One thing that struck me in most of the interviews with exotic animals owners was how insistent they were that the animal "bond" with them, that there must be a reciprocal emotional attachment. It seems not to occur to big cat owners, for example, that a lion "loving" a great ape (i.e., a human) is an odd expectation and that its fulfillment will be incomplete at best. I learned early on, working with volunteers at a zoo, to be wary of those who claimed to have a special bond with animals--they were mostly oblivious to species-specific signals and quick to take foolish risks. The owners described here also show a lack of interest in enabling the animal to exercise its full range of natural behaviors. Companionship of its own kind, housing that includes what the animal would use in the wild (tree stumps, dirt to dig in, etc.) is of little interest. Toys, yes, and cute costumes for monkeys, of course.
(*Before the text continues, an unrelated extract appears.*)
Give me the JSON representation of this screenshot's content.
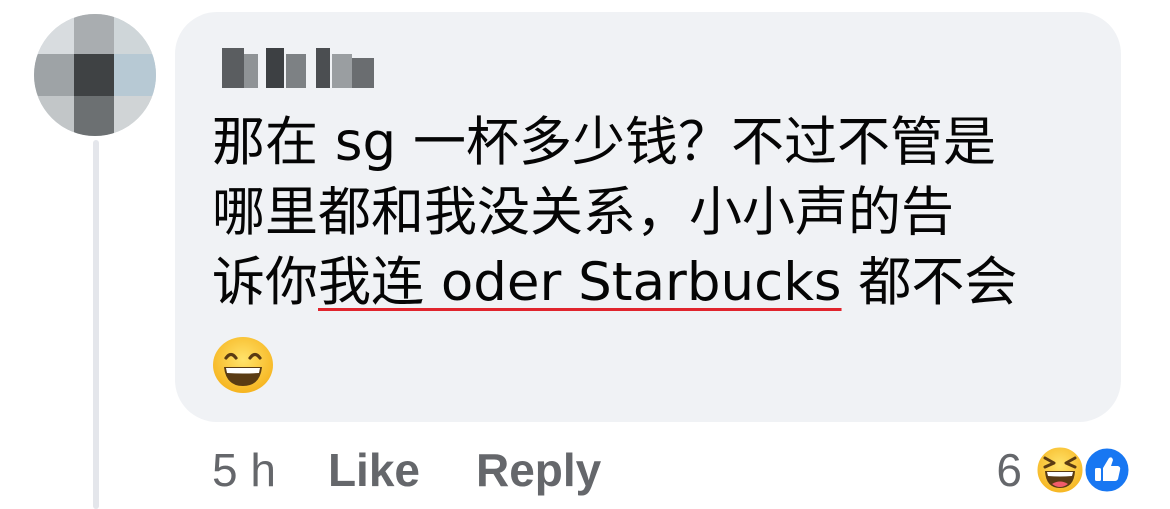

This contrasts to my experience as a zoo keeper. We made sincere, if often inadequate, efforts to provide as natural an environment as circumstances permitted, and I am confident that few exotic pet owners come anywhere near the enclosures, food, and social opportunities an accredited zoo provides its denizens. I hand-raised baby monkeys because they were rejected by their--also hand-raised--mothers and worked hard to integrate the young animals back with their own kind to break that cycle. This is a common story in zoos, where hand-raising is preferred only under unusual circumstances. Zoos don't want tame animals that relate to people. They want socially normal animals that get along with their own kind.
Laufer is an Oregon journalist who also wrote The Dangerous World of Butterflies, so he is experienced with the topic of animals, legal and not, and the people who acquire, keep, breed, and sell them. His focus really is people--he is not a biologist. He includes monkeys in the term "great apes" and refers to all captive snakes as "long snakes." He is blithe about leaving his bird-killing cat to roam, against his vet's advice, because he appreciates the wild nature of that cat, but apparently not the wild nature of its prey. To his credit, he had the sand to put a snake on the cover, despite the conventional wisdom that no one will buy a book if they have to look at a snake on their bedside or coffee table.
Read this as an introduction to the topic and for cautionary tales about acquiring species that have no evolutionary shaping to prepare them for living with us. Read it and develop a healthy skepticism toward those cute videos of adult lions hugging their former owners and darling chimpanzees in costumes selling cars and insurance. Read it and wonder at human ignorance and egoism, as well as our optimistic, faltering efforts to connect with other species.